While talking about heart health, Kavita Basak, Co-Founder, The Yoga Chakra said, “the practice of Yoga is known to improve many risk factors for heart diseases. Yoga is a physical exercise that brings awareness of the body, mind and emotions, allowing a practitioner to become more in tune with their physical and mental health. She suggested a few Yoga postures and Pranayama that will keep heart diseases at bay.”
Big Toe Posture (Padangushthasana): How to perform: Step the feet hip width apart, parallel. While exhaling, fold forward and grip the big toes with the index and middle finger of each hand, palms facing inward. Bend the knees as much as you need to, holding onto the toes firmly. Extend the spine forward to lengthen. Stay for a few breaths. To release, while inhaling, let go of the toes and slowly come back to standing.
Bridge Pose (Setu Bandhasana): How to perform: Lie down with your back on the floor. Draw your feet inwards towards the hips. Your feet should be parallel to each other. Now lift yourself up with your stomach going towards the ceiling, along with your back, hip and thighs. Chin and chest should be locked. You can either keep your hands sideways or engage them in supporting your back. You can also clasp them under your back and stretch. Inhale while going up, hold, and exhale while coming down.
Pranayama Bandha- Maha Bandha: How to perform: At first feel the diaphragm move down, allowing the lungs to expand and forcing the abdomen out and feel your chest expand with your collar bones rising at the end? Exhale forcefully and use your stomach and diaphragm to push air from your body. Now, touch chin to your chest and suck in your stomach completely though comfortably. You need to do this because the main reason is to leave a hollow below your ribcage, making it look like the front muscle wall of your abdomen is pressed against the back. Hold this position with your breath as long as you can do it. Now lift your chin and breathe in slowly and allow your lungs completely fill with air. You can repeat this process 4-5 times.

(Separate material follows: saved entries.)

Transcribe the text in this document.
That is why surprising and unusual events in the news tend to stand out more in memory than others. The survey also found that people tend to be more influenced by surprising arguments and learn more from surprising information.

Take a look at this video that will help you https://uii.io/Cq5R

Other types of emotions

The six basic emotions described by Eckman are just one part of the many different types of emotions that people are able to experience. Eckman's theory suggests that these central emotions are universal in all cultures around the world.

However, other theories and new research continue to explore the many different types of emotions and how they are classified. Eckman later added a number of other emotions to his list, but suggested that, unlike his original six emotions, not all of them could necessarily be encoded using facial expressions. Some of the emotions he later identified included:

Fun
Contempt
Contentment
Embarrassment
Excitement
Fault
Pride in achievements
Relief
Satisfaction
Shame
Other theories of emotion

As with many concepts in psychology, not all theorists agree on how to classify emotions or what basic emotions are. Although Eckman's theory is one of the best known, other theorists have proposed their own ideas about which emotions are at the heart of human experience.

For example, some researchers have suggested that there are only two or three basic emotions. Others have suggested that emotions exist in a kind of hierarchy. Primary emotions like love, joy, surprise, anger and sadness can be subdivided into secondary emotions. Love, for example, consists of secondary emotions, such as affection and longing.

Kavita further explained that the breath has a strong influence on the rhythm of the heart through the connections in the central nervous system. Slow and deep breathing is something that is practiced in Yoga. And this smoothing and lengthening of the breath slows the heart rate, regulates the heart rhythm and oxygenates the blood. Practicing Yoga overall builds the cardiovascular health, lung capacity and also Yoga not only improves respiratory functions, but also boosts the blood circulation, builds muscle and decreases inflammation.
This World Heart Day, ladies, lets make a resolution to care for out heart, because only then we can care for others.